Thailand’s economic growth dipped in 2013, mainly due to exports taking a hit, especially the government’s calamitous rice pledging scheme, soaring household debt and a tapering off of consumption and investment. By December, added woes affected Thailand’s GDP figures as political tensions rose and street protests started to take its toll on the economy.

Thailand’s precarious political fallout further dampening its economic and while economists expect the country’s GDP to grow by just over 2 per cent, with forecasts having been revised downwards. However, all of these negative economic factors hardly made a dent in Bangkok’s property market and it remains relatively unscathed.

Even though unfavourable conditions will no doubt persist throughout much of the year, demand across all Thailand’s property sectors is still robust, as illustrated by steady growth in both capital values prices and rents, as well as the introduction of new supply.

In the condominium sector most of the new projects being rolled out were well received, especially those close to BTS and MRT stations and average prices continue to grow amid stiff competition. Bangkok’s commercial property sectors performed well in 2013 as limited supply and strong demand drove occupancy rates and rents to all-time highs.

Across Bangkok, office occupancy is still around 90 per cent and rents have been increasing. In the retail market, occupancy is hovering above 90 per cent and rents have increasing. According to a spokesperson at Jones Lang LaSalle in February this year, “strong fundamentals helped save the Bangkok property market in 2013 but at this point, it remains hard to predict where the market is heading in 2014.”

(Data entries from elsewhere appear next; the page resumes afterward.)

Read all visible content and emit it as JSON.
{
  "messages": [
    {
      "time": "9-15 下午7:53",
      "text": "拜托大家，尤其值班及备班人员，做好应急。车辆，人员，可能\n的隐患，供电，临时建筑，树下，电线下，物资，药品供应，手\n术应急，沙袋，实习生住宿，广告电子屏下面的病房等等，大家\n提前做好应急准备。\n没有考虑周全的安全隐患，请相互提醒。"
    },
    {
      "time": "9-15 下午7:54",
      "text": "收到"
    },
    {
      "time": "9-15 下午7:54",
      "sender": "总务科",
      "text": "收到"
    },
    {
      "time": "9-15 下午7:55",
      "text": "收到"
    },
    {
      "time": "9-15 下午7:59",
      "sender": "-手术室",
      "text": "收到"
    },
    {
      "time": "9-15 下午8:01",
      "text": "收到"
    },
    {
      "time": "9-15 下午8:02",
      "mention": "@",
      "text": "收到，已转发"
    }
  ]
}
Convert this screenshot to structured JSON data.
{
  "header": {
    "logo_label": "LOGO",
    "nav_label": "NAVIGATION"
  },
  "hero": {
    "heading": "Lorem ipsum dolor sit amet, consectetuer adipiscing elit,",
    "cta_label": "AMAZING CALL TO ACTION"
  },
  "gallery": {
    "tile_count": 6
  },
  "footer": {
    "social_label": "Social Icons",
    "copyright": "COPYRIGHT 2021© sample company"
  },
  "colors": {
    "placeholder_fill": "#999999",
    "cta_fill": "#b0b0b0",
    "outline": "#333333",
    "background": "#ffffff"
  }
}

From the experience of witnessing previous spells of political unrest, it does suggest that any impact on property prices will almost certainly be short lived and the effect on Bangkok’s property market are limited. Although there remains a certain degree of uncertainty created by the protests and the subsequent coup, economic growth has seen a downturn as foreign direct investment has been ebbing in comparison with neighbouring countries in recent years.